I asked Bryan to give me a lesson. He came over and gave up within 15 minutes. He was busy. He was stressed. He didn’t know Audacity and didn’t have the time or energy to learn it—or to teach it to me. So I called my #2 son, Eli. He actually has used Audacity. He helped quite a bit over the phone from Boston. He got me started, but when I began my practice recording, I ran into glitch after glitch. I couldn’t hear the playback. There was a clicking on the line. When I put my headphones on, there was an echo—a half second delay between what I was saying and what I was hearing. That made recording impossible.
I started waking up in the middle of the night, unable to go back to sleep. I am never going to be able to do this. What have I gotten myself into now?
One night at 2:00 AM, I wrote to the guys at the online Audacity forum.

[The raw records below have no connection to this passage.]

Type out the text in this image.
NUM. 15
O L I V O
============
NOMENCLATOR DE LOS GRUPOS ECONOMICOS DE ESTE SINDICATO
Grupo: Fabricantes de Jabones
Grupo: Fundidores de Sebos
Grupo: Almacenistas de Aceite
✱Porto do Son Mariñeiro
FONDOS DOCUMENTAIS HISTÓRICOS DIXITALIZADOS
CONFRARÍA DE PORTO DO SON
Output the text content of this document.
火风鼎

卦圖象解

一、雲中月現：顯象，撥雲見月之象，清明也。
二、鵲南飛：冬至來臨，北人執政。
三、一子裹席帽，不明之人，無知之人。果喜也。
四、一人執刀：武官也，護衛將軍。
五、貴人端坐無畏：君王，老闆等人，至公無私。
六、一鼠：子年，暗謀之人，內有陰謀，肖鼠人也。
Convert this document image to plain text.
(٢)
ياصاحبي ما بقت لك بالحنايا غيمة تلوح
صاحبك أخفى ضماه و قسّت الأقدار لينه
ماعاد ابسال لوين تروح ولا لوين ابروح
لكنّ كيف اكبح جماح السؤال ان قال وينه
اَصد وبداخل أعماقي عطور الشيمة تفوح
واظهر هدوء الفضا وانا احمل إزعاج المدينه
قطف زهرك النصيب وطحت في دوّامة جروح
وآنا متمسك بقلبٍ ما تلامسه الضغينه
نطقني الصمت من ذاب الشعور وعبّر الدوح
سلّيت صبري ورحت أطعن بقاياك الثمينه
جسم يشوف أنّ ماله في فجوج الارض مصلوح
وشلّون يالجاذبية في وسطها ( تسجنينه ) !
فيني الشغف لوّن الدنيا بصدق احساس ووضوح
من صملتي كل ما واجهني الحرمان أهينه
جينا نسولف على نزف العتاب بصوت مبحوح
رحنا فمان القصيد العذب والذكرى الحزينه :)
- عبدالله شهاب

I named my post, “Total Neophyte Needs Help Getting Started Recording My Tracks for an Audiobook.” I described my situation and my query started a multi-day dialogue with a guy named Koz, whose long, detailed answers often included explanations like this one:
The sampling rate (lower left in the Audacity window) has to be 44100. That’s the number for Audio CD. That’s not the only common number. 48000 is the rate used in video. I’m pretty sure they won’t accept that, but you can convert between them.
Also, ACX likes mono—one blue wave. Not stereo—two blue waves. They will accept stereo, but it takes up twice the storage and you and the production company will be stuck doing the whole book in stereo.

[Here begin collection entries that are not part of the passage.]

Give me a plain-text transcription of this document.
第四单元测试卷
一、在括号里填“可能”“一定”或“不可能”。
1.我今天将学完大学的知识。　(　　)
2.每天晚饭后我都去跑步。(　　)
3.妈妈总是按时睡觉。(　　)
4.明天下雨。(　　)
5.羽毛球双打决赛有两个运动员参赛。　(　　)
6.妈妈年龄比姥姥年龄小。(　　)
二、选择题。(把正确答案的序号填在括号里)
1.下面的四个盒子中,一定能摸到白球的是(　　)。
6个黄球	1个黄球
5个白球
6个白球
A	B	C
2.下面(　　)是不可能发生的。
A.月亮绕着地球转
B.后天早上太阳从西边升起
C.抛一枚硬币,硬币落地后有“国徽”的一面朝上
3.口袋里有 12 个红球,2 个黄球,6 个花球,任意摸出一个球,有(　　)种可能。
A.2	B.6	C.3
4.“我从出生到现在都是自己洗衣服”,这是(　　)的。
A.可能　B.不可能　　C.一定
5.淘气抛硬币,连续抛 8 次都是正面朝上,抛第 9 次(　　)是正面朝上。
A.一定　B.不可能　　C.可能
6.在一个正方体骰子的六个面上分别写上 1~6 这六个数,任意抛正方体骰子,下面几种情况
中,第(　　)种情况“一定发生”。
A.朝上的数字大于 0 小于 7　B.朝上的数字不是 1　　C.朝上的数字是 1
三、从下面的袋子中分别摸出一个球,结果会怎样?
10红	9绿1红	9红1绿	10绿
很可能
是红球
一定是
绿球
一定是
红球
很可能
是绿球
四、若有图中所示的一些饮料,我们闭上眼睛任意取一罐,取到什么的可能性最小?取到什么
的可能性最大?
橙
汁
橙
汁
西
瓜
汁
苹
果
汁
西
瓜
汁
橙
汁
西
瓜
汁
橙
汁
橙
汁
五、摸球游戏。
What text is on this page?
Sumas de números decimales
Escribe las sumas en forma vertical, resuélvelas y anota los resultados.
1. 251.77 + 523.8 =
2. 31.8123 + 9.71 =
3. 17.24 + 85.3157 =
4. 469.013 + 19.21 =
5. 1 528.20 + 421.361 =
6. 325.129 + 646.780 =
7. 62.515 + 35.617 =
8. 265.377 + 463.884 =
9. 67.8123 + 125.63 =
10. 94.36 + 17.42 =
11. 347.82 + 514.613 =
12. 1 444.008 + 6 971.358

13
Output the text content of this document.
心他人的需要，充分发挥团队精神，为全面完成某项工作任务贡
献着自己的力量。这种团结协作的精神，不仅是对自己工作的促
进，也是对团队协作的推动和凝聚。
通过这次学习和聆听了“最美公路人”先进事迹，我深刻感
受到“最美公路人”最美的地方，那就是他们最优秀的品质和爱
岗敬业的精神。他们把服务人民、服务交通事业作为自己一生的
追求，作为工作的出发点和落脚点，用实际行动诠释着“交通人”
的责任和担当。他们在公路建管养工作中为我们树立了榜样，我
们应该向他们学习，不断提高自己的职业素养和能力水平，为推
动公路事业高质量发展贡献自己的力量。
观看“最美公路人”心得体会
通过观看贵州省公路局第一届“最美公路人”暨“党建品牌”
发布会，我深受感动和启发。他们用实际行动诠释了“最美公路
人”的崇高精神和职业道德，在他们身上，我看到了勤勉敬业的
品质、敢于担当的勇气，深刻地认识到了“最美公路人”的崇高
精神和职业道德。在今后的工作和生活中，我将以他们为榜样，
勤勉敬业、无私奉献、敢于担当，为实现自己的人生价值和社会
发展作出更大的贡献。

That brings up a modern, up-to-date problem. Do Not use cloud storage directly in Audacity.
Whaaat? I’m sorry, Koz, I appreciate your attempt to help me, but I can’t begin to translate what you’re saying to me. I need someone to sit next to me, hold my hand, show me what to do, and then watch me practice. But, oh yeah…it’s still a pandemic.

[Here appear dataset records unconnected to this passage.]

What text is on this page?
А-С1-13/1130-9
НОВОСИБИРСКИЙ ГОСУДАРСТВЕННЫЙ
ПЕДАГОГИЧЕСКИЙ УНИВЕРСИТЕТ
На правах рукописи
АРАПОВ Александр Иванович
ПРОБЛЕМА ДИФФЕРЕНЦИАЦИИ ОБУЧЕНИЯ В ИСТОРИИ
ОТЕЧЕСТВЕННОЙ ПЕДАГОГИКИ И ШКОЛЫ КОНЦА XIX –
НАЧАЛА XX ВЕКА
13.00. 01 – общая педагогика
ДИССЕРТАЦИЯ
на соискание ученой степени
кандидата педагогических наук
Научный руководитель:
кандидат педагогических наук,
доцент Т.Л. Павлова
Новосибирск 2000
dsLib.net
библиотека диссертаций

Luckily for me, my old friend Mindy, who I’ve known since first grade, called out of the blue, saying she was in San Francisco with her husband Andy, working and visiting their son (who happens to be an audio specialist at Apple). Did I want to get together?
Absolutely. I always want to see Mindy.
I drove up the coast and met her family at the primo kitesurfing beach up Highway 1 and watched brightly colored kites wheel through the sky as the surfers leaped up, sometimes twenty feet up into the air. Afterwards, we all drove back to Santa Cruz and we had our first post-vaccine barbeque out in our backyard. I found out at that gathering that Mindy’s husband, Andy, uses Audacity all the time. And lucky for me, he was willing to field a number of frantic troubleshooting calls from me in the final weeks leading up to my first recording session. With the help of his coaching, I was finally able to record a track at the right volume, hear what I was doing through my headphones, and upload a track. I was ready.
Now all I had to do was practice reading my book out loud and muffle the gongs scattered around our yard. And pray that the neighbors didn’t decide to weed whack the mornings we were recording.